Managing the culinary program

As many operators of community-based residential facilities are aware, the culinary program can be the bane of your existence. Food quality or they lack thereof is one of the most common complaints from residents and families. The dietary program is a difficult arena because you are balancing so many different things. There is the health code for restaurants, resident’s personal food preferences, and the operational aspect of providing those meals. While the facility may not be considered a ‘4-star Michelin restaurant’ you can rest assured following the following regulations, provided by the Wisconsin Department of Health and Family Services, will keep you in the clear for any potential issues with state surveyors:

DHS 83.41Food service.

(1)  General requirements.

(a) Food supply.

  1. The CBRF shall maintain a food supply that is adequate to meet the needs of the residents.
  2. Food shall be obtained from acceptable sources.

(b) Equipment. The CBRF shall store equipment and utensils in a clean manner and shall maintain all utensils and equipment in good repair.

(c) Dishwashing.

  1. Whether washed by hand or mechanical means, all equipment and utensils shall be cleaned using separate steps for pre-washing, washing, rinsing and sanitizing. Residential dishwashers may be used in kitchens serving 20 or fewer residents. Kitchens serving 21 or more residents shall have a commercial type dishwasher for washing and sanitizing equipment and utensils in accordance with standard practices described in the Wisconsin food code.
  2. A 3-compartment sink for washing, rinsing and sanitizing utensils, with drain boards at each end is required for all large facilities with a central kitchen. Washing, rinsing and sanitizing procedures shall be in accordance with standard practices described in the Wisconsin food code. In addition, a single compartment sink or overhead spray wash located adjacent to the soiled drain board is required for pre-washing.

(2) Nutrition.

(a) Diets.

  1. The CBRF shall provide each resident with palatable food that meets the recommended dietary allowance based on current dietary guidelines for Americans and any special dietary needs of each resident.
  2. The CBRF shall provide a therapeutic diet as ordered by a resident’s physician.
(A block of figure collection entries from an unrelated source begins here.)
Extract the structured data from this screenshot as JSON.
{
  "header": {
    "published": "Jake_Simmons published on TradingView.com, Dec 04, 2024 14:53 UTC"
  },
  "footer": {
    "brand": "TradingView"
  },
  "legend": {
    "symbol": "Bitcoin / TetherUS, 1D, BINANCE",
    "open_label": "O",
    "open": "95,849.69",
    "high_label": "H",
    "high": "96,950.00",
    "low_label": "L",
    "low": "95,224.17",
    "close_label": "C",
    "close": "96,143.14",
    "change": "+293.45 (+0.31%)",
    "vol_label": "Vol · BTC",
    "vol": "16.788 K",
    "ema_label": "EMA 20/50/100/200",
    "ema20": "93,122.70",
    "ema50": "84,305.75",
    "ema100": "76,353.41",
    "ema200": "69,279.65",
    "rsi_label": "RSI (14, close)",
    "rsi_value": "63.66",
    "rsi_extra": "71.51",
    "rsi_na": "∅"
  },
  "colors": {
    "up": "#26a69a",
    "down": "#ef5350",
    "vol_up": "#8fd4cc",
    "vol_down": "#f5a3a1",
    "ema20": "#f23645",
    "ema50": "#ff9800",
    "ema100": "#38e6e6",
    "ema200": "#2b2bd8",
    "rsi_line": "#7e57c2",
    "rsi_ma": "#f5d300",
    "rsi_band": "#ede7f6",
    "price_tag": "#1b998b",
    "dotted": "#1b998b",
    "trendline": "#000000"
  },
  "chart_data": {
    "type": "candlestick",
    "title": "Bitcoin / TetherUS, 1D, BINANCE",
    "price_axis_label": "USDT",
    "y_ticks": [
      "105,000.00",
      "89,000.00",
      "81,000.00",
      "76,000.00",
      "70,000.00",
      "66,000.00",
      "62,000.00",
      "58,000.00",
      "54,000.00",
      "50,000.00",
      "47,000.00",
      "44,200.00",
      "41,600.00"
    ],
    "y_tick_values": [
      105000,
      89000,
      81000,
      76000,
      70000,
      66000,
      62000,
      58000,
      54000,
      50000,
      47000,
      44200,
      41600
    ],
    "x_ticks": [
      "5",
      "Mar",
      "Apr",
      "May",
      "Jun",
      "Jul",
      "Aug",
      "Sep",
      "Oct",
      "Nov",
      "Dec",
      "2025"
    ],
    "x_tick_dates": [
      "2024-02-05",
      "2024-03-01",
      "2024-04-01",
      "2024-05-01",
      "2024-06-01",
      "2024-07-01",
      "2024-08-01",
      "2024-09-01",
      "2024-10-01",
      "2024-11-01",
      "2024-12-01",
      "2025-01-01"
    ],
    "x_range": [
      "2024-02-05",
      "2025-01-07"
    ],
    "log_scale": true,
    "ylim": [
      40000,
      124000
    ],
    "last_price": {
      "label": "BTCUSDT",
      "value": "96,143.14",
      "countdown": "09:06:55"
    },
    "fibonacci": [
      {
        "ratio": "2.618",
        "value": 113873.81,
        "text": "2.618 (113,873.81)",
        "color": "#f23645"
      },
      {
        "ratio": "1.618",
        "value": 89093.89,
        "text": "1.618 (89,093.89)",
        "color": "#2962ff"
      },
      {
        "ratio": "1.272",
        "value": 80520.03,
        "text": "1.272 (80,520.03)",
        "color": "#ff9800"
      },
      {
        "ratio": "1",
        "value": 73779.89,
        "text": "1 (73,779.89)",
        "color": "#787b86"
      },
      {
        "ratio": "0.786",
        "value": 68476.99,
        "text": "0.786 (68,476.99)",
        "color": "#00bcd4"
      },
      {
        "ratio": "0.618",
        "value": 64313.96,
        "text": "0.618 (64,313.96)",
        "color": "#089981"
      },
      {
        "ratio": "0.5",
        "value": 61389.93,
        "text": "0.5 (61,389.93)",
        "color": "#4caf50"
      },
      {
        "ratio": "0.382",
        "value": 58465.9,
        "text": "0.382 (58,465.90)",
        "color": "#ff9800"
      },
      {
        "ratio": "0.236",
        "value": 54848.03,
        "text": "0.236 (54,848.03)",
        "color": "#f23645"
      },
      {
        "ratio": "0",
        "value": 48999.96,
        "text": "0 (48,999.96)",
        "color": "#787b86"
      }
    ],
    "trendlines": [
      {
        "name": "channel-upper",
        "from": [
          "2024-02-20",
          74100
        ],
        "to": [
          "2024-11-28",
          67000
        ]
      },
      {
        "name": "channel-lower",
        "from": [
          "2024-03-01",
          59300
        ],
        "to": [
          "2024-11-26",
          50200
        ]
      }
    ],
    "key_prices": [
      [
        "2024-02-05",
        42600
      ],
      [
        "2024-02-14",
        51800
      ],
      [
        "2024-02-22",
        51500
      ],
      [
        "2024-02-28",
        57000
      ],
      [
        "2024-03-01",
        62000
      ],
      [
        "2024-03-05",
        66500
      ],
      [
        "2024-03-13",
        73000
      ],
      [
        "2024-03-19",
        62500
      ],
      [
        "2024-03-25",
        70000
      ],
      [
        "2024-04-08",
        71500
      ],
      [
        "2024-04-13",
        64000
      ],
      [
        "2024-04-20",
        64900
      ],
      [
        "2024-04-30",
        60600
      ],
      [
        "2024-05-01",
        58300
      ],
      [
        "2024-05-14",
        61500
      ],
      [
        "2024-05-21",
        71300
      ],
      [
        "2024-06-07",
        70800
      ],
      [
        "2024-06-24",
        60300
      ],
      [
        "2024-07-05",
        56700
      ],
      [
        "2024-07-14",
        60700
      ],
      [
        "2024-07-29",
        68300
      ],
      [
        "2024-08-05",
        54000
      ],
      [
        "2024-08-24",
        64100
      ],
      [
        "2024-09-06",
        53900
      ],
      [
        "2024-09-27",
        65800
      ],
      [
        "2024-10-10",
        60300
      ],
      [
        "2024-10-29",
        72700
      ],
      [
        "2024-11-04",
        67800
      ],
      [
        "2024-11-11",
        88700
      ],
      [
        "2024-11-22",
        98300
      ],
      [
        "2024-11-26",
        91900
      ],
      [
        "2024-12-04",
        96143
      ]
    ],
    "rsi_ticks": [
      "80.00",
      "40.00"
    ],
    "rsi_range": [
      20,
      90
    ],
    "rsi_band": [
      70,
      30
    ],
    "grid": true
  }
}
Note: To obtain information on the Dietary Guidelines for Americans, see www.usda.gov/cnpp.

(b) Meals.

  1. The CBRF shall provide meals that are routinely served family or restaurant style, unless contraindicated in a resident’s individual service plan or for short-term medical needs.
  2. The CBRF shall provide at least 3 meals a day, unless otherwise arranged according to the program statement or the resident’s individual service plan. A nutritious snack shall be offered in the evening or more often as consistent with the resident’s dietary needs.
  3. If a resident is away from the CBRF during the time a meal is served, the CBRF shall offer food to the resident on the resident’s return.

(c) Menus.

  1. The CBRF shall make reasonable adjustments to the menu for individual resident’s food likes, habits, customs, conditions and appetites.
  2. The CBRF shall prepare weekly written menus and shall make menus available to residents. Deviations from the planned menu shall be documented on the menu.

(3) Sanitation and safety.

(a) Infection control.

  1. Each employee who prepares or serves food shall be free from open, infected wounds and from communicable disease and shall maintain clean and safe work habits.
  2. The CBRF shall provide hand-washing facilities in the kitchen for use by food handlers. Use of a common towel is prohibited.
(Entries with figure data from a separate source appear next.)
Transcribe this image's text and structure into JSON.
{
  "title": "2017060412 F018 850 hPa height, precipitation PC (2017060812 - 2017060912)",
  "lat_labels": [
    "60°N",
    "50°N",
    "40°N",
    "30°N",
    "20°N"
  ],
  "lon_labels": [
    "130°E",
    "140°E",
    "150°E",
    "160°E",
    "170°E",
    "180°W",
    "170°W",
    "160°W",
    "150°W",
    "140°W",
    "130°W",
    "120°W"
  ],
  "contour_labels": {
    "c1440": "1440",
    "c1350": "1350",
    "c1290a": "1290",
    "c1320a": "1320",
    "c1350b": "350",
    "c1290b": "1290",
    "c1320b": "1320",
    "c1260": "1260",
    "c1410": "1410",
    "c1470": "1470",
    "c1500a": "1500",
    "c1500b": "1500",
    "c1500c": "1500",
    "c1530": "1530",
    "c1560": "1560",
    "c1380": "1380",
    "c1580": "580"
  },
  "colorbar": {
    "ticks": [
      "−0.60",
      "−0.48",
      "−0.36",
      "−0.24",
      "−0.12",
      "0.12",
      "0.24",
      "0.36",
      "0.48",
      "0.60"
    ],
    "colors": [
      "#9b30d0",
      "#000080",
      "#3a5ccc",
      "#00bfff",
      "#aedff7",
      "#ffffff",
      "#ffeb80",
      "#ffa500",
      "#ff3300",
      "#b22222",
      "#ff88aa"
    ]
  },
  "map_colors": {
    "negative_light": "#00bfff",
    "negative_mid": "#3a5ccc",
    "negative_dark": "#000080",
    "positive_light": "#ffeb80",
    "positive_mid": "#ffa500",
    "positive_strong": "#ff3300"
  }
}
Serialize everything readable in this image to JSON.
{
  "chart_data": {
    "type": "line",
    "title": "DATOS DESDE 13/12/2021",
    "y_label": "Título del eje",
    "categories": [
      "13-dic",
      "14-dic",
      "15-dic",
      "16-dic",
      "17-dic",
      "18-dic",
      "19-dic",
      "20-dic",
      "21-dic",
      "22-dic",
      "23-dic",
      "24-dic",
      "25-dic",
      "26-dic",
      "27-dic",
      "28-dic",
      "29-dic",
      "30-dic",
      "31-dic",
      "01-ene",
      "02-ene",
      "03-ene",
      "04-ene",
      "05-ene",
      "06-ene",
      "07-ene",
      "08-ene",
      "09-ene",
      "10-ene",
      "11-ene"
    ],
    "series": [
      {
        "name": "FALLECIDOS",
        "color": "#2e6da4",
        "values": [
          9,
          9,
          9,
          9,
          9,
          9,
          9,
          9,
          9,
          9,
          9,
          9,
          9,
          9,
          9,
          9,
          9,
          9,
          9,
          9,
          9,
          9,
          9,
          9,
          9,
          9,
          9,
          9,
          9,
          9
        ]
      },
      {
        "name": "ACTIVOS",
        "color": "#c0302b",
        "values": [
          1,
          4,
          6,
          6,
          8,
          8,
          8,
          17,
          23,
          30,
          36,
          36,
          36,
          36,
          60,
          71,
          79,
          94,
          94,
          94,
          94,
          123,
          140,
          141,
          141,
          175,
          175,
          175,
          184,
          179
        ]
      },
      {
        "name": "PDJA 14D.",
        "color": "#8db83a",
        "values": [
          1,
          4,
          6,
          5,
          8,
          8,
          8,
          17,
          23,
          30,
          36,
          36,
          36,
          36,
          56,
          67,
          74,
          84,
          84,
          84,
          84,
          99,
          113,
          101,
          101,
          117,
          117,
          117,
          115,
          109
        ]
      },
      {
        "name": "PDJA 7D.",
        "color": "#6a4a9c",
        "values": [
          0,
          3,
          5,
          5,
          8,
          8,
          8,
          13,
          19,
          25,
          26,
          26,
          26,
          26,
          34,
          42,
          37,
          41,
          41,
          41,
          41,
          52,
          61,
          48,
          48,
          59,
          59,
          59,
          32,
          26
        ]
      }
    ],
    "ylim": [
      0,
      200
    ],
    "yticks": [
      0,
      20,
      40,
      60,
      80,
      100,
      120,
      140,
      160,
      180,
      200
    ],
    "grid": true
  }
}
(b) Food safety. Whether food is prepared at the CBRF or off-site, the CBRF shall store, prepare, distribute and serve food under sanitary conditions for the prevention of food borne illnesses, including food prepared off-site, according to all of the following:

  1. The CBRF shall refrigerate all foods requiring refrigeration at or below 40°F. Food shall be covered and stored in a sanitary manner.
  2. The CBRF shall maintain freezing units at 0°F or below. Frozen foods shall be packaged, labeled and dated.
  3. The CBRF shall hold hot foods at 140°F or above and shall hold cold foods at 40°F or below until serving.
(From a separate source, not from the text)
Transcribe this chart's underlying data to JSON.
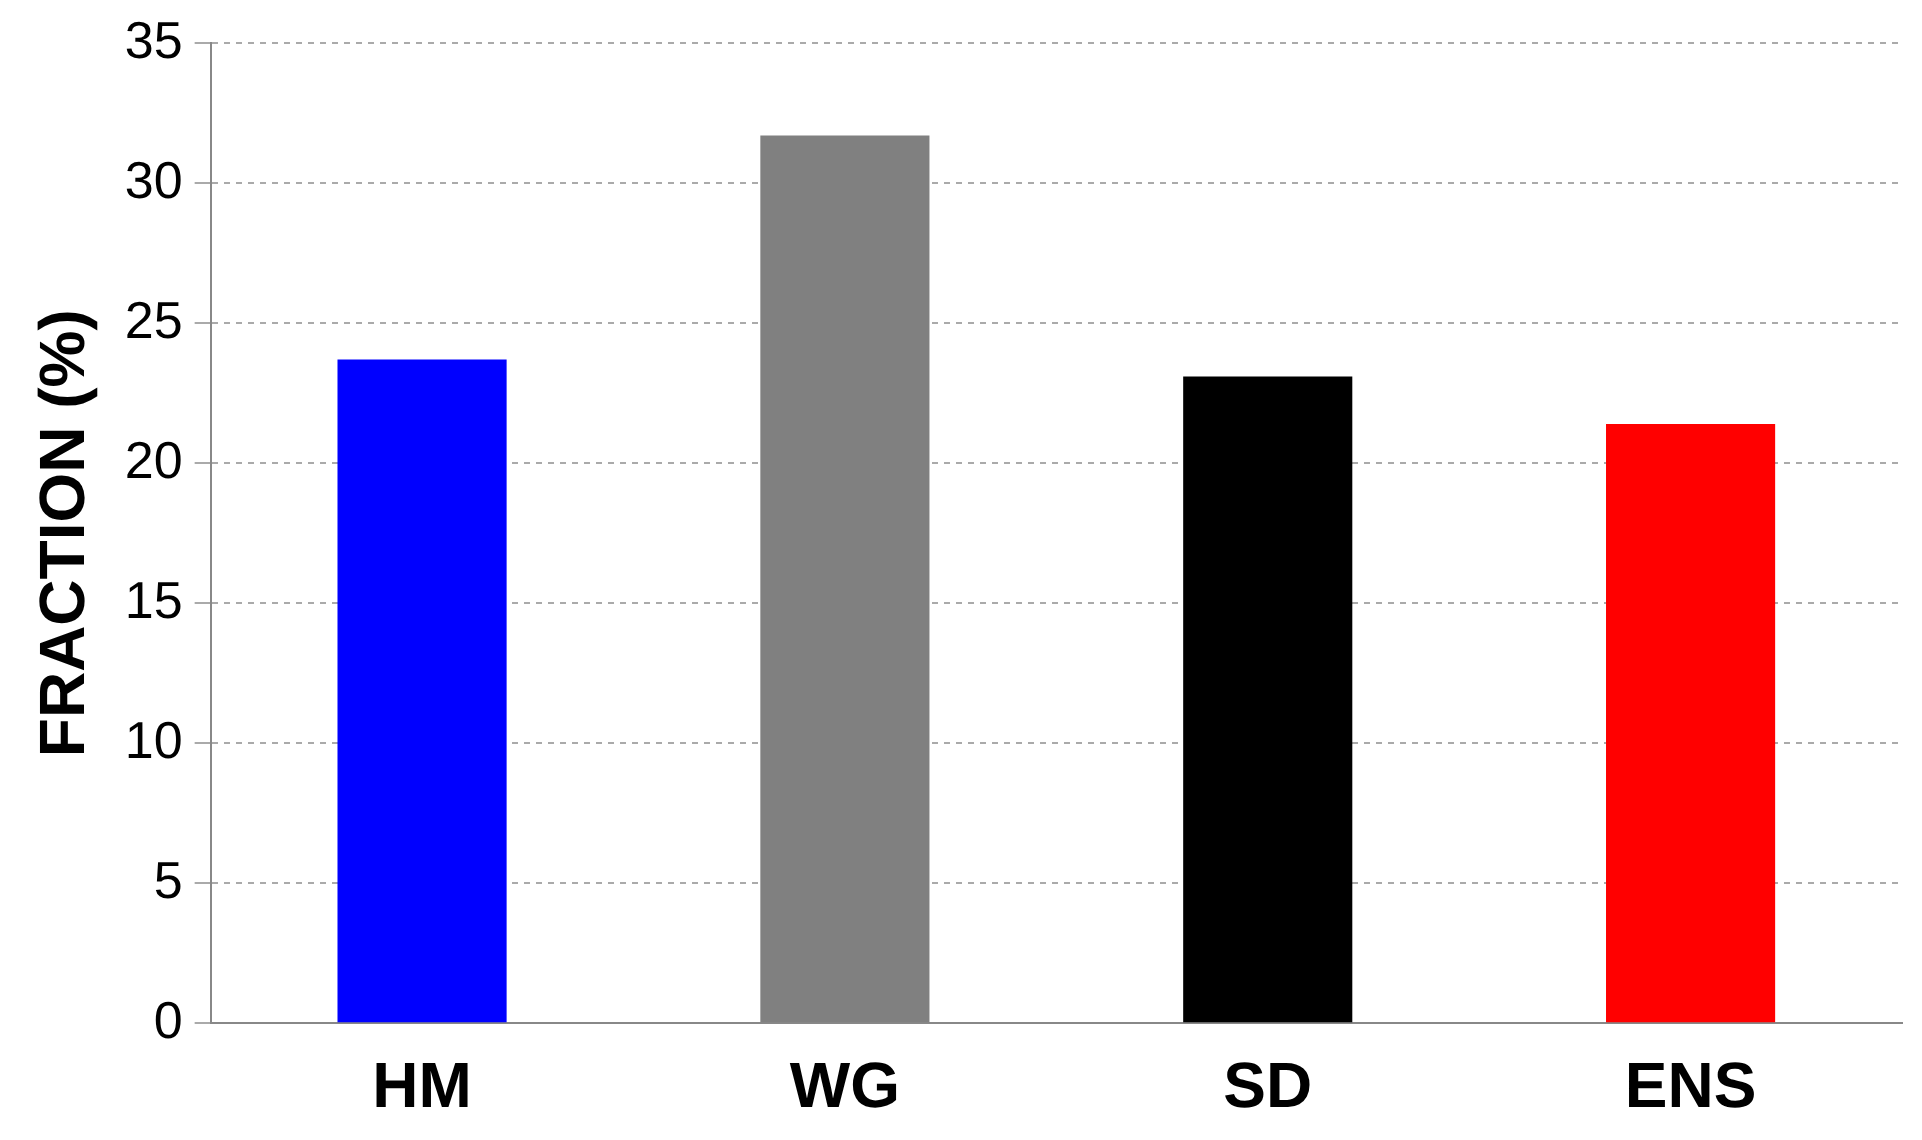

(c) Reporting. The CBRF is required under s. DHS 145.04 to report suspected incidents of food borne disease to the local public health officer.

Top Takeaways:

  • The CBRF shall provide a therapeutic diet as ordered by a resident’s physician.

The facility must take the varying needs of residents due to their medical and dietary needs. Having a culinary program that is flexible and accommodating is key to avoiding potential issues.

  • (b)Food safety. Whether food is prepared at the CBRF or off-site, the CBRF shall store, prepare, distribute and serve food under sanitary conditions for the prevention of food borne illnesses, including food prepared off-site, according to all of the following: 1-3

This reg is one that is required to meet the standard of both the DHFS as well as the department of health. Pretty standard stuff, but it deals with health safety due to the potential issues of spoilage and cross-contamination of raw food products.

Pro Tip:

  1. Ensure your dietary team is well versed in sanitation, cross-contamination, and general food handling procedures. Rest assured they will be quizzed by the survey team.
  2. Ask your residents what they would like to see on the menu. This will drastically improve the satisfaction of your foodservice program if residents are giving input into their food choices.